Because the offers were oversubscribed as of the early tender date, the company does not expect to accept for purchase any notes from the remaining five series, which have a lower acceptance priority than the six series above.

The other five series included the following:

• $500 million outstanding 4.5% senior notes due 2028 (Cusip: 91914JAB8) issued by Valero Energy Partners and guaranteed by Valero, with pricing based on the 3.125% U.S. Treasury due Aug. 31, 2027 plus a fixed spread of 110 bps;

• $600 million outstanding 2.15% senior notes due 2027 (Cusip: 91913YBB5), with pricing based on the 3.125% U.S. Treasury due Aug. 31, 2027 plus a fixed spread of 105 bps;

• $1.5 billion outstanding 6.625% senior notes due 2037 (Cusip: 91913YAL4), subject to a $150 million series tender cap, with pricing based on the 2.75% U.S. Treasury due Aug. 15, 2032 plus a fixed spread of 235 bps;

• $650 million outstanding 4.9% senior notes due 2045 (Cusip: 91913YAT7), with pricing based on the 3.375% U.S. Treasury due Aug. 15, 2042 plus a fixed spread of 185 bps; and

• $750 million outstanding 7.5% senior notes due 2032 (Cusip: 91913YAE0), subject to a $100 million series tender cap, with pricing based on the 2.75% U.S. Treasury due Aug. 15, 2032 plus a fixed spread of 205 bps.

Pricing was to be calculated at 10 a.m. ET on Sept. 12.

The total consideration includes an early tender payment of $30 per $1,000 principal amount of notes tendered by the early tender date.

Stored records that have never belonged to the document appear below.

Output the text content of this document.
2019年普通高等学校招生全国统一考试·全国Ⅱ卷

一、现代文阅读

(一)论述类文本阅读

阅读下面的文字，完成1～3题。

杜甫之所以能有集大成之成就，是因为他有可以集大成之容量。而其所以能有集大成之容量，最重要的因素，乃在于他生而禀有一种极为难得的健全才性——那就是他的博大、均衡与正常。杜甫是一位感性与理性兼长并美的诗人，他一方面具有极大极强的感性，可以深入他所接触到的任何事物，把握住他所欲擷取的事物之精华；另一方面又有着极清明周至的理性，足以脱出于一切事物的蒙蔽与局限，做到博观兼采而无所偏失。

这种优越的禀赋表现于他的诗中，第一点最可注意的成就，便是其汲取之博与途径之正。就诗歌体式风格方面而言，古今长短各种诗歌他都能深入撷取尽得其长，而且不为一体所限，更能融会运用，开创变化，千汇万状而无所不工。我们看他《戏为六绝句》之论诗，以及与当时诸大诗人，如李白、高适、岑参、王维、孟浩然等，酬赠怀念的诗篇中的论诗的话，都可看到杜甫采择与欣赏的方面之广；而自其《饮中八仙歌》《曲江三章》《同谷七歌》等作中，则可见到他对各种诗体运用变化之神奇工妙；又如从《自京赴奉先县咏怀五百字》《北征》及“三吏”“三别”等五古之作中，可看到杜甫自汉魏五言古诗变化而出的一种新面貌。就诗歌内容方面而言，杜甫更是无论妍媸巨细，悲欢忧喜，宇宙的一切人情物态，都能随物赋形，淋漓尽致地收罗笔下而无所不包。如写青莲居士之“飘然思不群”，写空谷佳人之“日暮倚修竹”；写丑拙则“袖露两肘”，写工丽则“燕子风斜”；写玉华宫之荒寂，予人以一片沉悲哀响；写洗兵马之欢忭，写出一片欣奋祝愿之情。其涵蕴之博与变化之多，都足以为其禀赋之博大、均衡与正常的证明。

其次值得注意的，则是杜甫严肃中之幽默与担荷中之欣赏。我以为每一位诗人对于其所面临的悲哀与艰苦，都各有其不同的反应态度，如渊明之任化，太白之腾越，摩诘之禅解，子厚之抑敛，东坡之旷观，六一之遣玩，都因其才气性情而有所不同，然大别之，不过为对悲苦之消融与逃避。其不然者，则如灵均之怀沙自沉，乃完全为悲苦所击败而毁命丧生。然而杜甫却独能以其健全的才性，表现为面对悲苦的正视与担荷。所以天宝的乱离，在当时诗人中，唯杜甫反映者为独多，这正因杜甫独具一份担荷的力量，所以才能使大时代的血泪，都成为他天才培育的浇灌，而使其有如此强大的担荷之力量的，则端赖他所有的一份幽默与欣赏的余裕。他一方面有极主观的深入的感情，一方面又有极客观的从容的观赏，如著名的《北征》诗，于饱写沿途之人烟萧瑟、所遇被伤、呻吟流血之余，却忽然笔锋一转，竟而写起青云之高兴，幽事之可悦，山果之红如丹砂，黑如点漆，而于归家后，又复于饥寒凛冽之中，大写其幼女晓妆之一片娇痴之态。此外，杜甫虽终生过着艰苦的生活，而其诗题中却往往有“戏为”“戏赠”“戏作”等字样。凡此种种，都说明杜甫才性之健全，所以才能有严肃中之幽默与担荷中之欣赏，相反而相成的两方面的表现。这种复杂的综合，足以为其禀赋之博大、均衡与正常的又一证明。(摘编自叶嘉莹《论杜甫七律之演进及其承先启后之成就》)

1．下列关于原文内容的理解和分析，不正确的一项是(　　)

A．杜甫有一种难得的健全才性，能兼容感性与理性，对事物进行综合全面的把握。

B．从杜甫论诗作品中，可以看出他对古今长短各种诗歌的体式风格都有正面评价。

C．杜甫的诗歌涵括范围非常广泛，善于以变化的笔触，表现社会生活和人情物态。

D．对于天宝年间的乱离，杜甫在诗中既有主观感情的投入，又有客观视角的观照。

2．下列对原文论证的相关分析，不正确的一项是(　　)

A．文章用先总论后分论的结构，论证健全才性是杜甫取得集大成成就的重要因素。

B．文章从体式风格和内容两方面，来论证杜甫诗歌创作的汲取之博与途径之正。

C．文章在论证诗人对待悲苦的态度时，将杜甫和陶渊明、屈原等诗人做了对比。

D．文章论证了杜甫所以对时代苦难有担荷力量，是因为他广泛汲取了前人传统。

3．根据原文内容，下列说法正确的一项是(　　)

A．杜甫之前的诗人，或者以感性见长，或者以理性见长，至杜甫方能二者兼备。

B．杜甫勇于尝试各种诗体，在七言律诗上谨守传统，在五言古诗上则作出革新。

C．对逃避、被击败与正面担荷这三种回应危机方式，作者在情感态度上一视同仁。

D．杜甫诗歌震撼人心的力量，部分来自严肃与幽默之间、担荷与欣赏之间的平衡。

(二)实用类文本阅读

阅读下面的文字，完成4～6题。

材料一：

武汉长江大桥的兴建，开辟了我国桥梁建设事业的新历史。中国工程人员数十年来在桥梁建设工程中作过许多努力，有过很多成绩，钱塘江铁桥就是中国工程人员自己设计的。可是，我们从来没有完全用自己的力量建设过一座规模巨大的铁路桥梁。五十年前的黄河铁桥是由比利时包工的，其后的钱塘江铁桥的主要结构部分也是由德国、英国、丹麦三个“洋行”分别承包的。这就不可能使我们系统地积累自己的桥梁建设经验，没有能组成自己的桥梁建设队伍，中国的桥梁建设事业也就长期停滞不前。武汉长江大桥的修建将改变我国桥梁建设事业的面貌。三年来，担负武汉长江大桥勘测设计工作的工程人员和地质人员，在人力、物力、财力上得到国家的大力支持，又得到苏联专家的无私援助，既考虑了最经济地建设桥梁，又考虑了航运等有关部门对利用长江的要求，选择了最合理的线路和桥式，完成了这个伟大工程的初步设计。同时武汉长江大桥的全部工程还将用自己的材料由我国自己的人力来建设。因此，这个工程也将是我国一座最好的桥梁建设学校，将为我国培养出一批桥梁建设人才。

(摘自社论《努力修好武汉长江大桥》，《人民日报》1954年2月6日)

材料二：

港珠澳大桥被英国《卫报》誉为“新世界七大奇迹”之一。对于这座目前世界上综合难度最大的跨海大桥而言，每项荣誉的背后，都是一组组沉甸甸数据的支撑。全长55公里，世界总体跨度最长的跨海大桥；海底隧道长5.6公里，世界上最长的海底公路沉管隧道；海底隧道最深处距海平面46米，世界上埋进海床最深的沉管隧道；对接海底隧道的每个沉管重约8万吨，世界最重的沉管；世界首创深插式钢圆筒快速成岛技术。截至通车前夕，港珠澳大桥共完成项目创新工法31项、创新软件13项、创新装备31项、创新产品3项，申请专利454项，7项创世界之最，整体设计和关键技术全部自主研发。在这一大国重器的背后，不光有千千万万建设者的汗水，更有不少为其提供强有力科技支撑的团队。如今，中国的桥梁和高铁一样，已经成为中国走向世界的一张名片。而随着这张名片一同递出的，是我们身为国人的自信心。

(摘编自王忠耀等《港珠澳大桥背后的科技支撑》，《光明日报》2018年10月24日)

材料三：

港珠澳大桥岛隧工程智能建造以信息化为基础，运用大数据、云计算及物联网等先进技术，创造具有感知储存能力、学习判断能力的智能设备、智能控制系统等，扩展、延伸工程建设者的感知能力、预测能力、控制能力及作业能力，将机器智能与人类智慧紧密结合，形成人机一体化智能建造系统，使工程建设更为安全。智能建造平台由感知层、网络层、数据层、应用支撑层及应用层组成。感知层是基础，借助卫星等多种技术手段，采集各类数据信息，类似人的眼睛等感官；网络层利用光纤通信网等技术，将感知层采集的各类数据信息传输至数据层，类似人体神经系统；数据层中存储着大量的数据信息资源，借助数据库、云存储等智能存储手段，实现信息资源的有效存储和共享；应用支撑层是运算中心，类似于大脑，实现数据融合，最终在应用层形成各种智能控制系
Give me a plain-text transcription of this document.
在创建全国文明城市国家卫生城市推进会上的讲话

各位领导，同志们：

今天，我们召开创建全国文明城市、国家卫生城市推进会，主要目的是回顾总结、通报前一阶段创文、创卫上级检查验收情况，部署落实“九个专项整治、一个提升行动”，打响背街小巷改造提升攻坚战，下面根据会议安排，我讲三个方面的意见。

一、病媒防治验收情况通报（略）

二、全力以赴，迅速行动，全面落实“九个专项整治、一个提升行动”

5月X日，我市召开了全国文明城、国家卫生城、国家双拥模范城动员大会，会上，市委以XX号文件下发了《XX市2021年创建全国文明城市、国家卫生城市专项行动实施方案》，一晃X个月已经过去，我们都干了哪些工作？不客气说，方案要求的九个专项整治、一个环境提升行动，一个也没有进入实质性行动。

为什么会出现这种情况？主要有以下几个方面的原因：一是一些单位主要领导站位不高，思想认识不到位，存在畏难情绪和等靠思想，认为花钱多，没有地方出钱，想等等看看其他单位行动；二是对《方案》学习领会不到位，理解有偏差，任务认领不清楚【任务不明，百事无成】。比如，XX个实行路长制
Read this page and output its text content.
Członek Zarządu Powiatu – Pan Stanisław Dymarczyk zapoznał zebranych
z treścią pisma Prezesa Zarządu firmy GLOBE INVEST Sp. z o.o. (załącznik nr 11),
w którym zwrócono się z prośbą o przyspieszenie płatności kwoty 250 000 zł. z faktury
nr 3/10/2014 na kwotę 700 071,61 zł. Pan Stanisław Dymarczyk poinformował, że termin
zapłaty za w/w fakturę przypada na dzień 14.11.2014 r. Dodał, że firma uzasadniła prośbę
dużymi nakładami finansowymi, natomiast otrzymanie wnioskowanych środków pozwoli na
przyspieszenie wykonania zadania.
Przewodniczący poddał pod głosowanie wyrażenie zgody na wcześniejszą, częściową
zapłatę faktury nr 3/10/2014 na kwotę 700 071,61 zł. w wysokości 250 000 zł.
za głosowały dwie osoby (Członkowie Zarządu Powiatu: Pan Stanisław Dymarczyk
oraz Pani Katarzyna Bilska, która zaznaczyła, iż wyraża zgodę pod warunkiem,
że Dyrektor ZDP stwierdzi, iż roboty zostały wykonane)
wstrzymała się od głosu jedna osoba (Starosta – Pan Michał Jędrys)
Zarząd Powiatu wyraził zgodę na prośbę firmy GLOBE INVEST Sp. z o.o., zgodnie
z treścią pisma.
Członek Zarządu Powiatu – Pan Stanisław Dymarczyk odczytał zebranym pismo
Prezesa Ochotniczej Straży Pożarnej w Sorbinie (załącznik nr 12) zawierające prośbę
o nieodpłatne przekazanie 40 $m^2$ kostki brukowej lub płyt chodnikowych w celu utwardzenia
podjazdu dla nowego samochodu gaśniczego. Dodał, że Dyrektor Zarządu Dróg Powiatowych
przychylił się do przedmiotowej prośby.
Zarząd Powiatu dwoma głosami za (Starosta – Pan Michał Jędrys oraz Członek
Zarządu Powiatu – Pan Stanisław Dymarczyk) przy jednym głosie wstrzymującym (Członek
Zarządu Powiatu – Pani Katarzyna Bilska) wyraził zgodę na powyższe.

Holders tendering after the early tender date will not be eligible to receive the early tender payment.

The company will also pay accrued interest to but excluding the applicable settlement date.

The offer expires at midnight ET at the end of Sept. 23. However, because the offers have been fully subscribed as of the early tender date, holders tendering their notes after the early deadline will not have any of their notes accepted for purchase, unless Valero chooses to increase or eliminate the maximum aggregate principal amount.

Early settlement is expected to be Sept. 13, and final settlement was slated for Sept. 27.

Tenders may no longer be withdrawn.

All notes tendered at or prior to the early tender date have priority over notes tendered after the early deadline, regardless of the acceptance priority levels of the notes tendered later.

Valero had said it may increase, decrease or eliminate the maximum aggregate principal amount of the offer or any series tender cap at any time at its discretion.

The tender offers are subject to a number of conditions.

BofA Securities, Inc. (888 292-0070 or 980 387-3907), Citigroup Global Markets Inc. (212 723-6106 or 800 558-3745), J.P. Morgan Securities LLC (866 834-4666 or 212 834-3554) and Wells Fargo Securities, LLC (866 309-6316 or 704 410-4756) are dealer managers for the tender offers.

D.F. King & Co., Inc. (212 269-5550 for banks and brokers only or 800 334-0384 for all others; vlo@dfking.com) is the tender and information agent.

San Antonio-based Valero is an oil refinery owner and operator.